Because phonecalls are reserved for when you immediately with no delay need someone.
Asking about a show is not one of those cases.
Or just want to talk to someone? Why are we simultaneously normalizing anti-social behavior and wondering why the young people are so unhappy?
Unless you know for sure that the other person is legitimately bored, sitting around not doing anything, imposing yourself on someone like this is rude.
It's not imposing. You don't have to answer.
You would have, if you knew how important it was.
But you can't know that of a phone call, with a text you can.
So when you "just want to talk" you call someone out of the blue and just expect them to stop what they're doing and have a little chat? I had a friend like that and I hated it because they always called at the worst moments so I wouldn't pick up and then they assumed I disliked them and played the victim by a mutual friend. That's when I actually started disliking them. So don't randomly call people please thank you.
Also texting someone instead of talking isn't antisocial behaviour. You can say as much in a text as you can say in a call and the other person can reply to your text and continue doing what they're doing at the same time.
You absolutely cannot say in a text what you can in a call
You can multitask while texting, true, but that is antisocial. Social, is having a conversation.
how is that antisocial?
Only when you are illiterate can you not say in a text what you can in a call.
If you think that's true then you are self roasting your own conversationalism.
Maybe this is just me and my circle but if someone just wants to talk I'd typically expect that more over discord or something like that rather than phone call unless they're older.
Other than that phone call is for urgent stuff or something that's going to have a lot of back and forth and is quicker pver phone.
Sure, my work uses discord, and I know friends that use it. But my family doesn't. Plus, if you do sales, or job searching, or anything that involves talking to people for work who don't directly work for your company then Discord is a little awkward. A phone or zoom call is better.
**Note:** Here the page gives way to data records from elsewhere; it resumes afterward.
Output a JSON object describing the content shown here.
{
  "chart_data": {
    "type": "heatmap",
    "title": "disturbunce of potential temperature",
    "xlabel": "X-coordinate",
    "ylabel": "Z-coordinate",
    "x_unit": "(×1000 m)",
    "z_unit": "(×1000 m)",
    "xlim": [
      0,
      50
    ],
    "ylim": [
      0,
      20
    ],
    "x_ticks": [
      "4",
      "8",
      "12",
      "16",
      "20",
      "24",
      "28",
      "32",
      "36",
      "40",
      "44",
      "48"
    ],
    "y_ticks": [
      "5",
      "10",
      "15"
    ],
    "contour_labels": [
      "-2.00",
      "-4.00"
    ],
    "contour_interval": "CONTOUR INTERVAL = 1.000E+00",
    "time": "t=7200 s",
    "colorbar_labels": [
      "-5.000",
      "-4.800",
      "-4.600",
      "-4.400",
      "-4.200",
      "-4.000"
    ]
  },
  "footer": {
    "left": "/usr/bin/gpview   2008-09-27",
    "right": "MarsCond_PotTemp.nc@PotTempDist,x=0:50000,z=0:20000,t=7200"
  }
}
Discord, that's a good one. That's a gaming communication app.
You'll be screwed in 4-5 years when it goes belly up.
No, Discord is a communication app that is mainly used for gaming.
That is like calling Whatsapp a family communication app.
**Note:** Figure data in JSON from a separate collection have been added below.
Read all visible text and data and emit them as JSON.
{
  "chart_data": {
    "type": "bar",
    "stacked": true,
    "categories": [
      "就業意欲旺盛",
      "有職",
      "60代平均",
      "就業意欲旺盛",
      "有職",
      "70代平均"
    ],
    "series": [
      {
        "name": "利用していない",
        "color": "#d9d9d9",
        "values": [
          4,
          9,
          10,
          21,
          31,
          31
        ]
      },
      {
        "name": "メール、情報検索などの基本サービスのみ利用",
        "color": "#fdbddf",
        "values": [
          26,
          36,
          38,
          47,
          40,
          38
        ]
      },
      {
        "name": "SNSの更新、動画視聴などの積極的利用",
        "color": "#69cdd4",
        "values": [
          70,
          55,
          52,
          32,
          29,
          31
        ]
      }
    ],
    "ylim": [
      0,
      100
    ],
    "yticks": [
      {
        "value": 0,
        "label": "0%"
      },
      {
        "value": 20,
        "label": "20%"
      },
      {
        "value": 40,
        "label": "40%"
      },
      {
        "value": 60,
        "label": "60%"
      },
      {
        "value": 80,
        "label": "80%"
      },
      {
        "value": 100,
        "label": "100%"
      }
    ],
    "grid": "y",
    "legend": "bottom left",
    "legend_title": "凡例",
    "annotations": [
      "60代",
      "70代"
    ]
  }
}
https://media.tenor.com/mo2pN_4naMAAAAAM/office-michael.gif
This is the first time in my life when I encountered an opinion that calling someone is somehow rude and reserved for emergencies. In my social circle and family people just call when they want to talk. Sure, we text often too, but calling is completely normal. And if you can't or don't want to talk, you just don't pick up the phone.
I'm genuinely baffled.
Crippling socal anxiety
In our family it looks exactly like this, that's why I found it very funny :)
We usually just chat (or videochat) and when f.e. dad randomly calls me then it's some serious business. And for that brief moment my mind jumps to most catastrophic scenarios why he could be calling me. And I think it goes both ways because when I call dad the first question usually is "Hi, did something happen?"
not one of us, not one of us, not one of us, not...
because why would you call someone if not for something very urgent?
I call people just to have a chat and a catch up.
This is what it feels to struggle with anxiety :(
Probably a normal thing in the US, where families are so broken by default a simple call from a parent sounds like a disaster.
No, it is not normal thing in the US.
Broken? What are you talking about? My dad started leaving me home alone for weeks at a time at age 12. By age 16 it was months at a time, and my house became the place where other kids came to hang out. I graduated college, or University. Then became a heroin addict. My family stopped talking to me because of this thing called “tough love”. Now, I’m all better and have my own family with kids and a partner, but my dad and sister wonder why I won’t let them be a part of it (my mom died when I was 8).
You know regular all American family. Nothing weird, or dysfunctional here. Definitely not broken.
Why so hostile?
I like trolling
Yes, feed my blocklist. It grows corpulent with your bloated corpses.